Theoretically, the dataset challenges the boundaries of intention-conditioned visual understanding, emphasizing the need for models to differentiate between emotional polarity and intent to provoke. The subjectivity intrinsic to the concept of "sensationalism" also opens new research avenues in modeling annotator disagreement and epistemic uncertainty.
For future developments, the dataset's release together with code and annotation tools enables further research on:
- Modeling and mitigating label subjectivity with probabilistic or ensemble annotation frameworks.
- Extending sensationalism detection beyond the news domain (e.g., social media, memes).
- Robust multimodal fine-tuning strategies sensitive to ethical deployment in fact-checking scenarios.

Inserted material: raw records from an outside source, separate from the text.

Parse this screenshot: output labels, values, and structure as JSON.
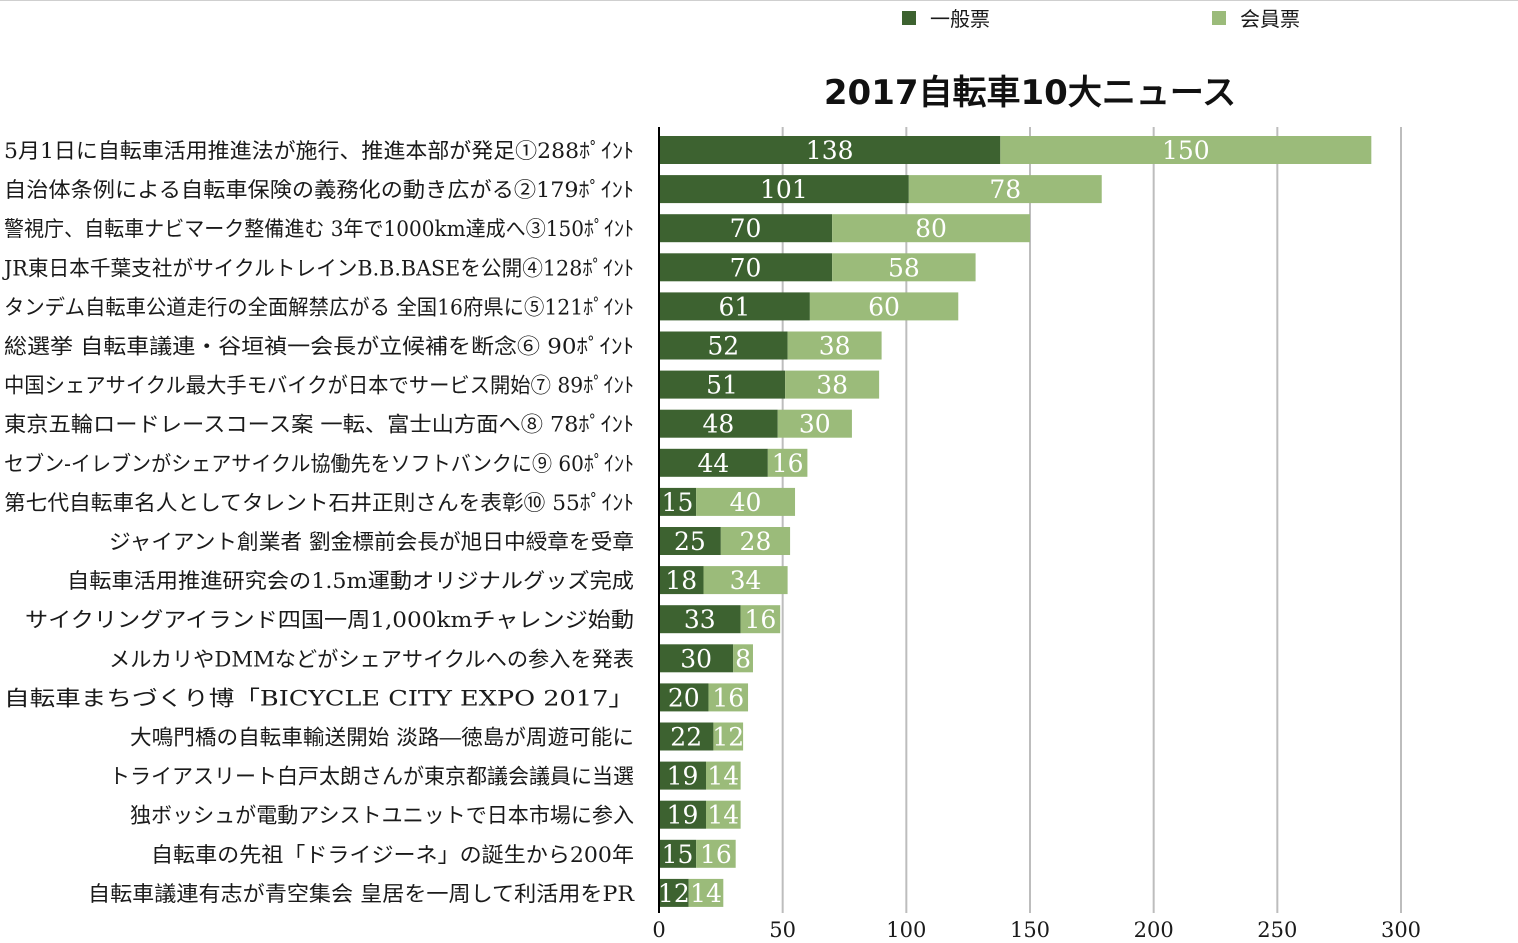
{
  "legend": {
    "general_label": "一般票",
    "member_label": "会員票"
  },
  "colors": {
    "general": "#3d6230",
    "member": "#9bbb7a",
    "grid": "#bdbdbd",
    "axis": "#000000"
  },
  "chart_data": {
    "type": "bar",
    "orientation": "horizontal",
    "stacked": true,
    "title": "2017自転車10大ニュース",
    "categories": [
      "5月1日に自転車活用推進法が施行、推進本部が発足①288ﾎﾟｲﾝﾄ",
      "自治体条例による自転車保険の義務化の動き広がる②179ﾎﾟｲﾝﾄ",
      "警視庁、自転車ナビマーク整備進む 3年で1000km達成へ③150ﾎﾟｲﾝﾄ",
      "JR東日本千葉支社がサイクルトレインB.B.BASEを公開④128ﾎﾟｲﾝﾄ",
      "タンデム自転車公道走行の全面解禁広がる 全国16府県に⑤121ﾎﾟｲﾝﾄ",
      "総選挙 自転車議連・谷垣禎一会長が立候補を断念⑥ 90ﾎﾟｲﾝﾄ",
      "中国シェアサイクル最大手モバイクが日本でサービス開始⑦ 89ﾎﾟｲﾝﾄ",
      "東京五輪ロードレースコース案 一転、富士山方面へ⑧ 78ﾎﾟｲﾝﾄ",
      "セブン‐イレブンがシェアサイクル協働先をソフトバンクに⑨ 60ﾎﾟｲﾝﾄ",
      "第七代自転車名人としてタレント石井正則さんを表彰⑩ 55ﾎﾟｲﾝﾄ",
      "ジャイアント創業者 劉金標前会長が旭日中綬章を受章",
      "自転車活用推進研究会の1.5m運動オリジナルグッズ完成",
      "サイクリングアイランド四国一周1,000kmチャレンジ始動",
      "メルカリやDMMなどがシェアサイクルへの参入を発表",
      "自転車まちづくり博「BICYCLE CITY EXPO 2017」",
      "大鳴門橋の自転車輸送開始 淡路―徳島が周遊可能に",
      "トライアスリート白戸太朗さんが東京都議会議員に当選",
      "独ボッシュが電動アシストユニットで日本市場に参入",
      "自転車の先祖「ドライジーネ」の誕生から200年",
      "自転車議連有志が青空集会 皇居を一周して利活用をPR"
    ],
    "series": [
      {
        "name": "一般票",
        "values": [
          138,
          101,
          70,
          70,
          61,
          52,
          51,
          48,
          44,
          15,
          25,
          18,
          33,
          30,
          20,
          22,
          19,
          19,
          15,
          12
        ]
      },
      {
        "name": "会員票",
        "values": [
          150,
          78,
          80,
          58,
          60,
          38,
          38,
          30,
          16,
          40,
          28,
          34,
          16,
          8,
          16,
          12,
          14,
          14,
          16,
          14
        ]
      }
    ],
    "xlim": [
      0,
      300
    ],
    "xticks": [
      0,
      50,
      100,
      150,
      200,
      250,
      300
    ],
    "grid": true,
    "legend_position": "top"
  }
}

- Cross-lingual and cross-cultural adaptation, testing model generalization on sensationalism cues that are culturally grounded.
Conclusion
"Sens-VisualNews: A Benchmark Dataset for Sensational Image Detection" (2605.10394) addresses a critical gap in multimodal disinformation detection by systematically defining, curating, and evaluating the detection of sensational imagery in news. Its rigorous methodology, strong empirical results for fine-tuned MLLMs, and explicit treatment of subjective ambiguity make it a foundational resource for the continued advancement of trustworthy AI in news and media integrity.